To me, the experience was one which I am glad to have taken but it was not without issues. I found the pacing to be poor in areas as the gameplay (simply walking at a sometimes monotonous pace) distracted from an otherwise interesting narrative. By the time I spent a few minutes walking over a hill to reach the next section of the story I had already forgotten the previous part and so found the plot difficult to follow because of its fractured nature. In all honesty, I can't say I enjoyed playing it that much it until towards the end - like one of those films you don't really have fun watching but when you think back on it, realise it was actually quite amazing. I'm starting to think about Dear Esther less as something to play or enjoy but more as an experience as well as a statement in the potential powers of interactive narrative.

As I've been searching for readings I came across Mike Jones' blog and by perfect chance, he wrote about Dear Esther just a couple of weeks ago. It is worth quoting him at length because he articulates concepts that are not only relevant to the game itself but ideas which in my view, are highly prolific in the study of interactivity as a whole:
"Cinema has been described as the only art where more comes out than goes in; that there is a tangible difference between the intention and the affect- the affect of a moving image is more than the sum of its parts.
In Dear Esther the story and its mise-en-scene components of space, light, form, sound and voice do not add up to the experience one has while playing; play is something more.
It is not interactivity for the world does not respond, it is exploration.  If Dear Esther were played back as a film, a 90 minute single take film, from a single point of view it would be banal, tedious, tiresome. Yet when I as a player, am simulated into the geography of the island as a simulation of self, something is added, something which elevates Dear Esther from the sum of its parts. Is it a game? Am I playing it? Are there rules? How do I win? These are irrelevant questions, it is an experience and the feeling state of that experience is one distinct and apart from that which might be presented in book or film - stories connected to space and I only hear those parts of the story when I stand in that space, move through that space and methodically take the time to get to that space."
The beginning of 'Dear Esther'
The notion that the simplest of interactions can draw the audience so much deeper into a piece of media really fascinates me.

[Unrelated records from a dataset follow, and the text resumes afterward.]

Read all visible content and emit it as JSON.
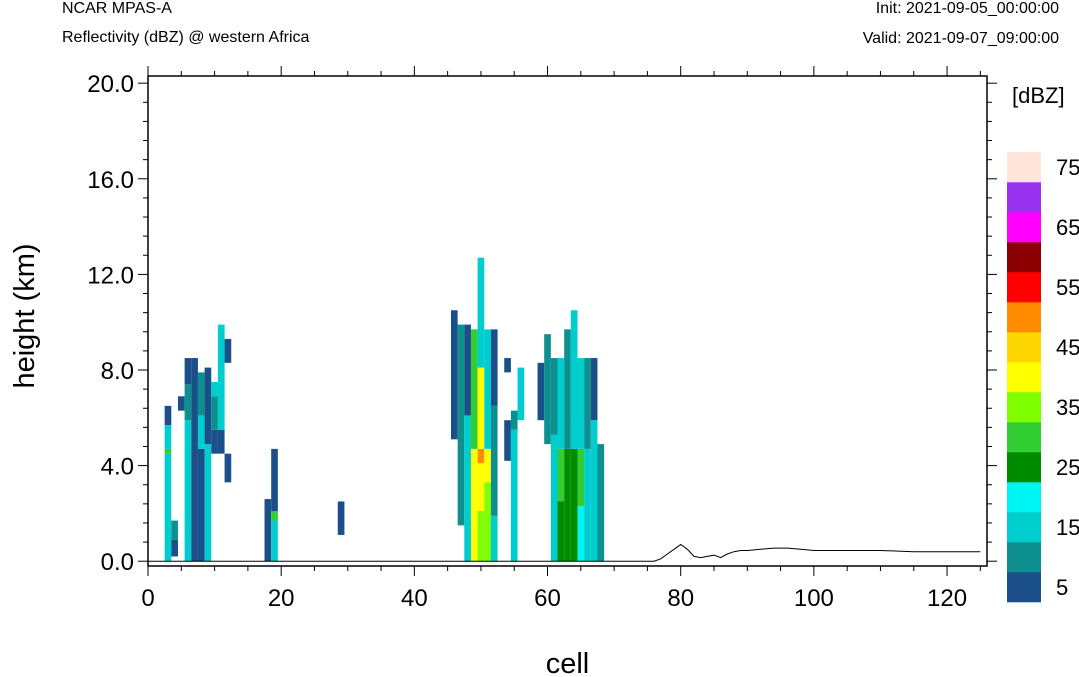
{
  "header": {
    "left_title": "NCAR MPAS-A",
    "left_subtitle": "Reflectivity (dBZ) @ western Africa",
    "right_init": "Init: 2021-09-05_00:00:00",
    "right_valid": "Valid: 2021-09-07_09:00:00"
  },
  "chart_data": {
    "type": "heatmap",
    "xlabel": "cell",
    "ylabel": "height (km)",
    "xlim": [
      0,
      126
    ],
    "ylim": [
      -0.2,
      20.3
    ],
    "xticks": [
      0,
      20,
      40,
      60,
      80,
      100,
      120
    ],
    "xtick_labels": [
      "0",
      "20",
      "40",
      "60",
      "80",
      "100",
      "120"
    ],
    "yticks": [
      0,
      4,
      8,
      12,
      16,
      20
    ],
    "ytick_labels": [
      "0.0",
      "4.0",
      "8.0",
      "12.0",
      "16.0",
      "20.0"
    ],
    "colorbar": {
      "units": "[dBZ]",
      "levels": [
        5,
        10,
        15,
        20,
        25,
        30,
        35,
        40,
        45,
        50,
        55,
        60,
        65,
        70,
        75
      ],
      "labels": [
        "5",
        "15",
        "25",
        "35",
        "45",
        "55",
        "65",
        "75"
      ],
      "colors": [
        "#1a4f8a",
        "#0e8f8f",
        "#00cdcd",
        "#00f5f5",
        "#008b00",
        "#32cd32",
        "#7fff00",
        "#ffff00",
        "#ffd700",
        "#ff8c00",
        "#ff0000",
        "#8b0000",
        "#ff00ff",
        "#9932ee",
        "#ffe4d9"
      ]
    },
    "columns": [
      {
        "x": 3,
        "segments": [
          [
            0,
            4.5,
            15
          ],
          [
            4.5,
            4.7,
            30
          ],
          [
            4.7,
            5.7,
            15
          ],
          [
            5.7,
            6.5,
            5
          ]
        ]
      },
      {
        "x": 4,
        "segments": [
          [
            0.2,
            0.9,
            5
          ],
          [
            0.9,
            1.7,
            10
          ]
        ]
      },
      {
        "x": 5,
        "segments": [
          [
            6.3,
            6.9,
            5
          ]
        ]
      },
      {
        "x": 6,
        "segments": [
          [
            0,
            5.9,
            15
          ],
          [
            5.9,
            7.4,
            10
          ],
          [
            7.4,
            8.5,
            5
          ]
        ]
      },
      {
        "x": 7,
        "segments": [
          [
            0,
            4.9,
            5
          ],
          [
            4.9,
            8.5,
            5
          ]
        ]
      },
      {
        "x": 8,
        "segments": [
          [
            0,
            4.7,
            5
          ],
          [
            4.7,
            6.1,
            15
          ],
          [
            6.1,
            7.9,
            10
          ]
        ]
      },
      {
        "x": 9,
        "segments": [
          [
            0,
            4.9,
            15
          ],
          [
            4.9,
            8.1,
            5
          ]
        ]
      },
      {
        "x": 10,
        "segments": [
          [
            4.5,
            5.5,
            5
          ],
          [
            5.5,
            6.9,
            10
          ],
          [
            6.9,
            7.5,
            15
          ]
        ]
      },
      {
        "x": 11,
        "segments": [
          [
            4.5,
            5.5,
            5
          ],
          [
            5.5,
            9.9,
            15
          ]
        ]
      },
      {
        "x": 12,
        "segments": [
          [
            3.3,
            4.5,
            5
          ],
          [
            8.3,
            9.3,
            5
          ]
        ]
      },
      {
        "x": 18,
        "segments": [
          [
            0,
            2.6,
            5
          ]
        ]
      },
      {
        "x": 19,
        "segments": [
          [
            0,
            1.7,
            15
          ],
          [
            1.7,
            2.1,
            30
          ],
          [
            2.1,
            4.7,
            5
          ]
        ]
      },
      {
        "x": 29,
        "segments": [
          [
            1.1,
            2.5,
            5
          ]
        ]
      },
      {
        "x": 46,
        "segments": [
          [
            5.1,
            10.5,
            5
          ]
        ]
      },
      {
        "x": 47,
        "segments": [
          [
            1.5,
            4.9,
            10
          ],
          [
            4.9,
            9.9,
            10
          ]
        ]
      },
      {
        "x": 48,
        "segments": [
          [
            0,
            6.1,
            15
          ],
          [
            6.1,
            9.9,
            5
          ]
        ]
      },
      {
        "x": 49,
        "segments": [
          [
            0,
            3.3,
            40
          ],
          [
            3.3,
            4.7,
            40
          ],
          [
            4.7,
            9.7,
            30
          ]
        ]
      },
      {
        "x": 50,
        "segments": [
          [
            0,
            2.1,
            35
          ],
          [
            2.1,
            4.1,
            40
          ],
          [
            4.1,
            4.7,
            50
          ],
          [
            4.7,
            8.1,
            40
          ],
          [
            8.1,
            12.7,
            15
          ]
        ]
      },
      {
        "x": 51,
        "segments": [
          [
            0,
            3.3,
            35
          ],
          [
            3.3,
            4.7,
            40
          ],
          [
            4.7,
            9.7,
            15
          ]
        ]
      },
      {
        "x": 52,
        "segments": [
          [
            0,
            1.9,
            15
          ],
          [
            1.9,
            6.5,
            10
          ],
          [
            6.5,
            9.7,
            5
          ]
        ]
      },
      {
        "x": 54,
        "segments": [
          [
            4.2,
            5.9,
            5
          ],
          [
            7.9,
            8.5,
            5
          ]
        ]
      },
      {
        "x": 55,
        "segments": [
          [
            0,
            5.5,
            15
          ],
          [
            5.5,
            6.3,
            10
          ]
        ]
      },
      {
        "x": 56,
        "segments": [
          [
            5.9,
            8.1,
            15
          ]
        ]
      },
      {
        "x": 59,
        "segments": [
          [
            5.9,
            8.3,
            5
          ]
        ]
      },
      {
        "x": 60,
        "segments": [
          [
            4.9,
            9.5,
            10
          ]
        ]
      },
      {
        "x": 61,
        "segments": [
          [
            0,
            5.3,
            15
          ],
          [
            5.3,
            8.5,
            10
          ]
        ]
      },
      {
        "x": 62,
        "segments": [
          [
            0,
            2.5,
            25
          ],
          [
            2.5,
            4.7,
            30
          ],
          [
            4.7,
            8.5,
            15
          ]
        ]
      },
      {
        "x": 63,
        "segments": [
          [
            0,
            4.7,
            25
          ],
          [
            4.7,
            9.7,
            10
          ]
        ]
      },
      {
        "x": 64,
        "segments": [
          [
            0,
            4.7,
            25
          ],
          [
            4.7,
            10.5,
            15
          ]
        ]
      },
      {
        "x": 65,
        "segments": [
          [
            0,
            2.3,
            20
          ],
          [
            2.3,
            4.7,
            30
          ],
          [
            4.7,
            8.5,
            15
          ]
        ]
      },
      {
        "x": 66,
        "segments": [
          [
            0,
            4.7,
            15
          ],
          [
            4.7,
            8.5,
            10
          ]
        ]
      },
      {
        "x": 67,
        "segments": [
          [
            0,
            5.9,
            15
          ],
          [
            5.9,
            8.5,
            5
          ]
        ]
      },
      {
        "x": 68,
        "segments": [
          [
            0,
            4.9,
            10
          ]
        ]
      }
    ],
    "terrain": {
      "x": [
        0,
        76,
        77,
        78,
        79,
        80,
        81,
        82,
        83,
        84,
        85,
        86,
        87,
        88,
        89,
        90,
        92,
        94,
        96,
        98,
        100,
        105,
        110,
        115,
        120,
        125
      ],
      "y": [
        0,
        0,
        0.1,
        0.3,
        0.5,
        0.7,
        0.5,
        0.2,
        0.15,
        0.2,
        0.25,
        0.15,
        0.3,
        0.4,
        0.45,
        0.45,
        0.5,
        0.55,
        0.55,
        0.5,
        0.45,
        0.45,
        0.45,
        0.4,
        0.4,
        0.4
      ]
    }
  }
}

Whether it is walking from point to point or even something as mundane as holding down a single key, this interaction instantly transforms media into something more.

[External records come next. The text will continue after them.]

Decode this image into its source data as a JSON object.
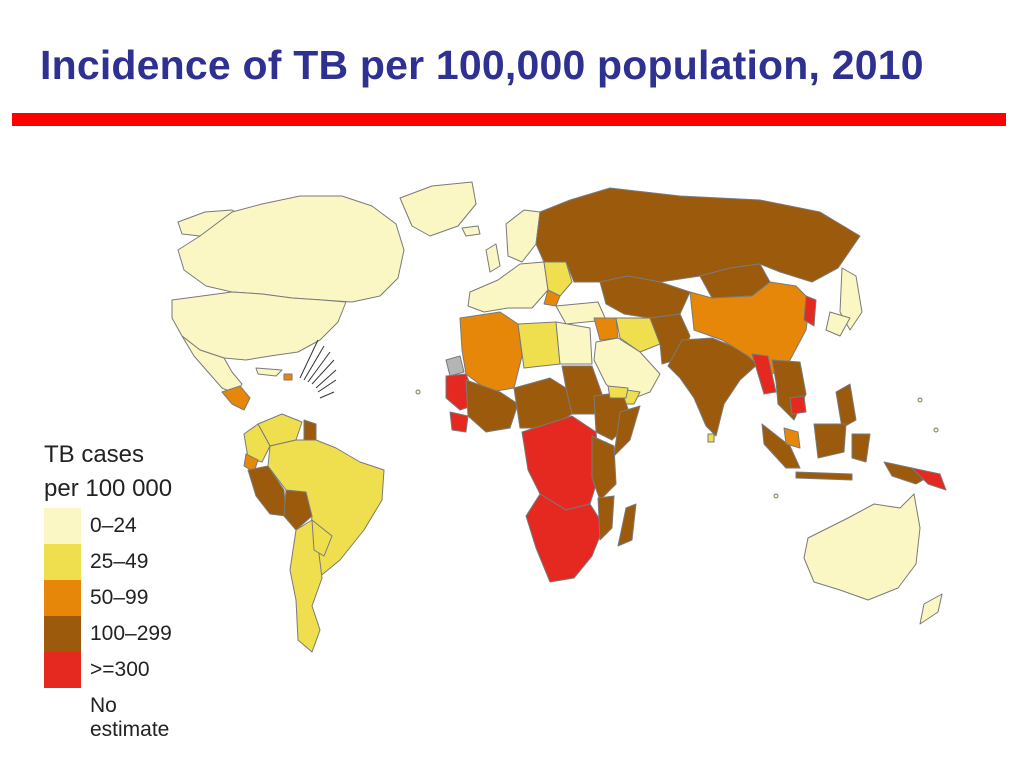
{
  "slide": {
    "title": "Incidence of TB per 100,000 population, 2010"
  },
  "legend": {
    "title_line1": "TB cases",
    "title_line2": "per 100 000",
    "items": [
      {
        "label": "0–24",
        "color": "#fbf7c4"
      },
      {
        "label": "25–49",
        "color": "#efdf4f"
      },
      {
        "label": "50–99",
        "color": "#e6870a"
      },
      {
        "label": "100–299",
        "color": "#9c5a0c"
      },
      {
        "label": ">=300",
        "color": "#e52820"
      },
      {
        "label": "No estimate",
        "color": "#ffffff"
      }
    ]
  },
  "colors": {
    "title": "#2e3192",
    "rule": "#ff0000",
    "border": "#7a7a7a"
  }
}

Jones concludes by saying:
"Dear Esther is a story that is not adhering itself to game mechanics but rather one exploiting perfectly what game mechanics do best: the exploration of space and the architecture of awareness."
It is this idea that interactivity lends itself to further an 'exploration of space' which really resonates with what I want to do - using this interactivity to achieve a greater, or even just a different, means of exploring space than what can be attained by observational media alone.

*Interestingly Dear Esther has received critical acclaim as well as commercial success being sold as an online download for $10US. I'm actually surprised something like this was successful. For all the praise however there equally seems to be a lot of distaste towards it, the main issue seeming to be the expectation of Dear Esther being a 'game' as opposed to an interactive story.

** I'd also like to mention that I think Mike Jones is awesome, both for his ideas themselves but also for the fact that his work is easily accessible. Huge kudos for being an academic whose thoughts can be accessed for free (and commented on) by anyone.